In love she birthed on barren plains,
A joy from deep inside:
Her cubs delivered safely,
And welcomed to the pride.
In My Bed
By Marie-Louise McGuinness
Bugs are encamped in my bed, diminutive sentries to the monsters slumbering below.
Into a downward foetal position I curl, breath caught until cotton wool webs spin red on clenched eyelids.
I'm all tucked in; head, toes, fingers. Limbs twisted in painful contortion beneath my sucked-in torso.
And still, the alerted bugs clamber, prickling legs in proud march over my rippling skin.
I curse my faithless heart's overloud beating and lie frozen until morning, expecting the forceful grasp of a hook-nailed claw to drag me under.
When asked, I’ll say I slept fine.
I’m too old for a nightlight.
The Alchemy of Baking
By Lizzy Hills
Legend has it that if you bake at dawn, the Roman God, Silvanus blesses your kitchen.
She was no baker; her kitchen was purposefully missing a pastry brush.
Yet for weeks she had dreamt of Mille-feuille: (thousand leaves): her mum’s signature pastry.
When she was six, she imagined a thousand Elm leaves baked with puff pastry and vanilla pods, rising like a lofty, deciduous, Silvanus.
Each mouthful tasting of vanilla bark.
When she was ten, an Elm tree rooted inside her.
As dawn broke, a thousand leaves nestled in her oven: patisserie alchemy.

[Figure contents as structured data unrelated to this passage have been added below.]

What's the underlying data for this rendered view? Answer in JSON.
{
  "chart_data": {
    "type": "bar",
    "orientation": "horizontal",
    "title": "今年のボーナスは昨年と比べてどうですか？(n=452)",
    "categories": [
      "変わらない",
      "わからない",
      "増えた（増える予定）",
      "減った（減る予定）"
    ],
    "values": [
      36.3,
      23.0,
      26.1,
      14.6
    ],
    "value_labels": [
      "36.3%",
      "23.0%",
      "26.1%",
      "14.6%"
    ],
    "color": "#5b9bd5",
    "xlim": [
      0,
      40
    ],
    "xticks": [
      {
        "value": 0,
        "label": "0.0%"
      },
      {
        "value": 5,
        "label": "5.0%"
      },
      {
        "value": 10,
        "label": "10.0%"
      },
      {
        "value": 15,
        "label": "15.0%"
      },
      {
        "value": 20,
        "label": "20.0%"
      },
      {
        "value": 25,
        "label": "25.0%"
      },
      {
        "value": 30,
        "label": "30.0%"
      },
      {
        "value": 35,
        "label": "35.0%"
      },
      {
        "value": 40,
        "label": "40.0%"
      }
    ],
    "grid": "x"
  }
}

Her mum would have smiled knowingly.
Where We Sit
By Dhevalence Moodley
He gripped, and he tore. And he bit, and he swore.
“Please excuse me,” he said, “It seems my tongue has become as rotten as my teeth.”
The boisterous crush around him hushed, but sprays of sputum lingered in the air.
With a swirl of refinement about him, the precise, confident tone of company bosses—too natural to feign—issued from him coolly. Yet the well-educated in boardrooms now sneered at him, as they did us. At him with us.
Ravenous him, in a tattered Armani suit. Once, his ripped trousers’ seat would’ve shined one of those leather boardroom chairs.
The group chose ‘Barefoot’ as their favourite. Congratulations to Helen Dudley!